Source: Bay Area Air Quality Management District

To determine

How tall is the tower if the diameter at the top of the tower is 300 feet.

Answer to Problem 77AYU

$592.4$ feet approx.

Explanation of Solution

Given:

Some nuclear power plants utilize “natural draft” cooling towers in the shape of a hyperboloid, a solid obtained by rotating a hyperbola about its conjugate axis. The cooling tower has a base diameter of 400 feet and the diameter at its narrowest point, 360 feet above the ground, is 200 feet. The diameter at the top of the tower is 300 feet.

Formula used:

Equation of the hyperbola $\frac{x^2}{a^2}-\frac{y^2}{b^2}=1$, $b^2=c^2-a^2$.

Calculation:

Let the equation of the hyperbola at the origin be $\frac{x^2}{a^2}-\frac{y^2}{b^2}=1$.

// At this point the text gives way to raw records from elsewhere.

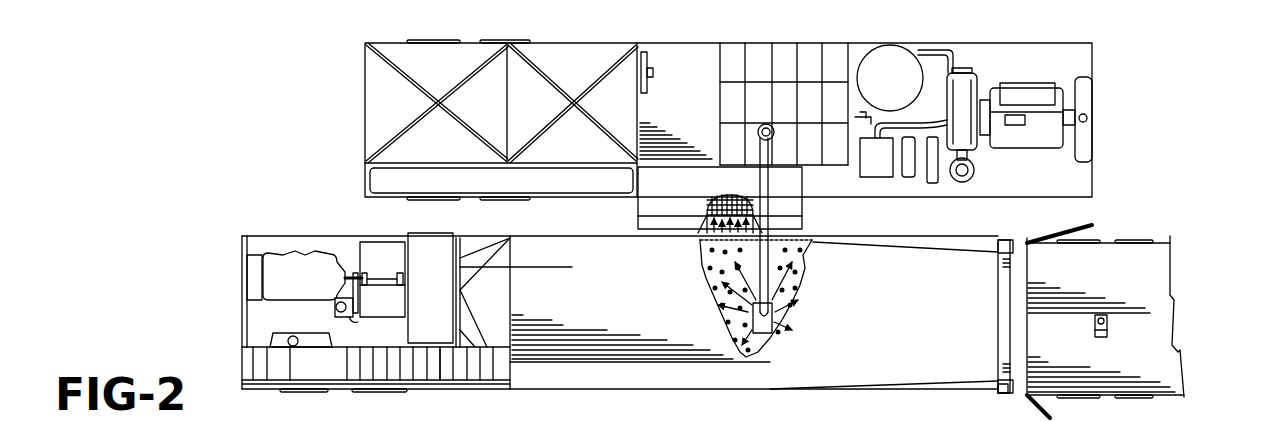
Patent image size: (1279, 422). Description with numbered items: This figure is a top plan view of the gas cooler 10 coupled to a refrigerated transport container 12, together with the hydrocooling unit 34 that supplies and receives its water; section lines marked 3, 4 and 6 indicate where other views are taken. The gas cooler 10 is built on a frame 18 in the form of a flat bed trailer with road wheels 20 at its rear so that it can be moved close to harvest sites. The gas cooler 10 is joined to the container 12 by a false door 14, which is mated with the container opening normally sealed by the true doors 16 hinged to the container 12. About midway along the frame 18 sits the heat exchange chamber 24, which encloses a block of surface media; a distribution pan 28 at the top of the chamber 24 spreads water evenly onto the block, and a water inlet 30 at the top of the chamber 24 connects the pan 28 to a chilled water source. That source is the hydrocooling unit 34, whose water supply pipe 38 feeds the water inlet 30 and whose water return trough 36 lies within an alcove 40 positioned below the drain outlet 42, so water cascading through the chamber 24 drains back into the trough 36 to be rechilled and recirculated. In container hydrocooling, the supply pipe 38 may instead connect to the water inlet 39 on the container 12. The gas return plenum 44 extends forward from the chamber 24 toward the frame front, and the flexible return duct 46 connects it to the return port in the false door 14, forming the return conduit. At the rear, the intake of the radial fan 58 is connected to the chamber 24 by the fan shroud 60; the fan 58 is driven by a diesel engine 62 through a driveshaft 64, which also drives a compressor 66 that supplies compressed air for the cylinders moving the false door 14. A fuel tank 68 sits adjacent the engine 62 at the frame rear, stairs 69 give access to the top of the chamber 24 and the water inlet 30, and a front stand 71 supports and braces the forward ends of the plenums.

The gas cooler 10 is at (257, 215).
The refrigerated transport container 12 is at (1128, 230).
The false door 14 is at (1023, 273).
The true doors 16 is at (1063, 232).
The frame 18 is at (243, 318).
The road wheels 20 is at (310, 393).
The heat exchange chamber 24 is at (635, 378).
The distribution pan 28 is at (808, 278).
The water inlet 30 is at (790, 315).
The hydrocooling unit 34 is at (365, 108).
The water return trough 36 is at (710, 200).
The water supply pipe 38 is at (772, 186).
The water inlet 39 is at (1107, 328).
The alcove 40 is at (802, 214).
The drain outlet 42 is at (707, 224).
The gas return plenum 44 is at (927, 367).
The flexible return duct 46 is at (1013, 297).
The fan 58 is at (423, 240).
The fan shroud 60 is at (495, 287).
The diesel engine 62 is at (313, 272).
The driveshaft 64 is at (397, 256).
The compressor 66 is at (357, 317).
The fuel tank 68 is at (312, 337).
The stairs 69 is at (442, 372).
The front stand 71 is at (1003, 398).
The section line 3- 3 is at (1075, 340).
The section line 4- 4 is at (435, 243).
The section line 6- 6 is at (753, 180).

The diameter at its narrowest point, which is the center diameter is 200 feet. So we have $a=\frac{200}{2}=100$. We also know that the base diameter is 400 feet.

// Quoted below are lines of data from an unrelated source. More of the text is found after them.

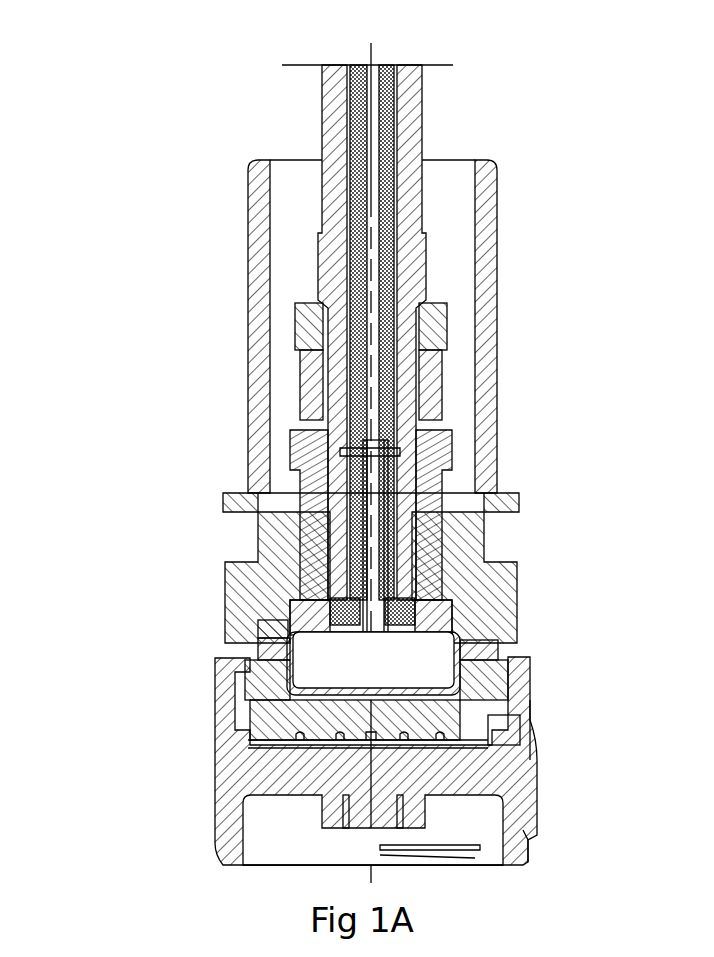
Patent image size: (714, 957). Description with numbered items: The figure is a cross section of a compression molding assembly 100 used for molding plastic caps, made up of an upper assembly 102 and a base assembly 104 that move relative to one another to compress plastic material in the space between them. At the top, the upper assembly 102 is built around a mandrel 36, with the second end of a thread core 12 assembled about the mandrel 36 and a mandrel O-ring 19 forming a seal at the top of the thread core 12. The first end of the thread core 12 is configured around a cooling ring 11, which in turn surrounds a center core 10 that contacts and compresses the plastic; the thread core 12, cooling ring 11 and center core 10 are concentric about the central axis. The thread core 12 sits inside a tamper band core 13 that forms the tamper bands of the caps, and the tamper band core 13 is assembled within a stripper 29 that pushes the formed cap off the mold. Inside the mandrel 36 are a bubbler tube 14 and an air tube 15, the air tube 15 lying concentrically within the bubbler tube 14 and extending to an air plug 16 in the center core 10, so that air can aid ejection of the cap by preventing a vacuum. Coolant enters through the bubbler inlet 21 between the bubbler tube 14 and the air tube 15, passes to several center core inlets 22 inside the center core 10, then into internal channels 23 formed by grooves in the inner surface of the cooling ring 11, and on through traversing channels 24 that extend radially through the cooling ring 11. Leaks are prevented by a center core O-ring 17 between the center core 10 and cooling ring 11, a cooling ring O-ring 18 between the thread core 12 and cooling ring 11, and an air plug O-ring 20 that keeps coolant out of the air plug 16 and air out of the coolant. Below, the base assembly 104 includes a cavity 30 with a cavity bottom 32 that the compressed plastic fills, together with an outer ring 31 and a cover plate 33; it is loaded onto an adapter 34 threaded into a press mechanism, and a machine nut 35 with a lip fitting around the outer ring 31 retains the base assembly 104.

The compression molding assembly 100 is at (100, 85).
The upper assembly 102 is at (132, 262).
The base assembly 104 is at (116, 708).
The center core 10 is at (498, 652).
The cooling ring 11 is at (485, 680).
The thread core 12 is at (432, 612).
The tamper band core 13 is at (453, 570).
The bubbler tube 14 is at (405, 518).
The air tube 15 is at (380, 455).
The air plug 16 is at (455, 628).
The center core O-ring 17 is at (300, 683).
The cooling ring O-ring 18 is at (285, 668).
The mandrel O-ring 19 is at (330, 420).
The air plug O-ring 20 is at (283, 627).
The bubbler inlet 21 is at (358, 402).
The center core inlets 22 is at (310, 590).
The internal channels 23 is at (300, 640).
The traversing channels 24 is at (265, 645).
The stripper 29 is at (483, 375).
The cavity 30 is at (463, 713).
The outer ring 31 is at (488, 687).
The cavity bottom 32 is at (487, 742).
The cover plate 33 is at (447, 743).
The adapter 34 is at (467, 775).
The machine nut 35 is at (528, 837).
The mandrel 36 is at (413, 257).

Since the center of hyperbola is at the origin and 360 feet above the ground, the points $\left(200,-360\right)$ and $\left(-200,-360\right)$ must be on the graph of hyperbola.

Therefore,

$\frac{{\left(200\right)}^2}{{100}^2}-\frac{{\left(-360\right)}^2}{b^2}=1$

$4-\frac{{360}^2}{b^2}=1$

$3=\frac{{360}^2}{b^2}$

$b^2=43,200$

$b=120\sqrt{3}$

The equation of the hyperbola is

$\frac{{150}^2}{10000}-\frac{y^2}{43200}=1$

$y^2=54000$

$y\approx 232.4$

The height of the tower is $232.4+360=592.4$ feet approx.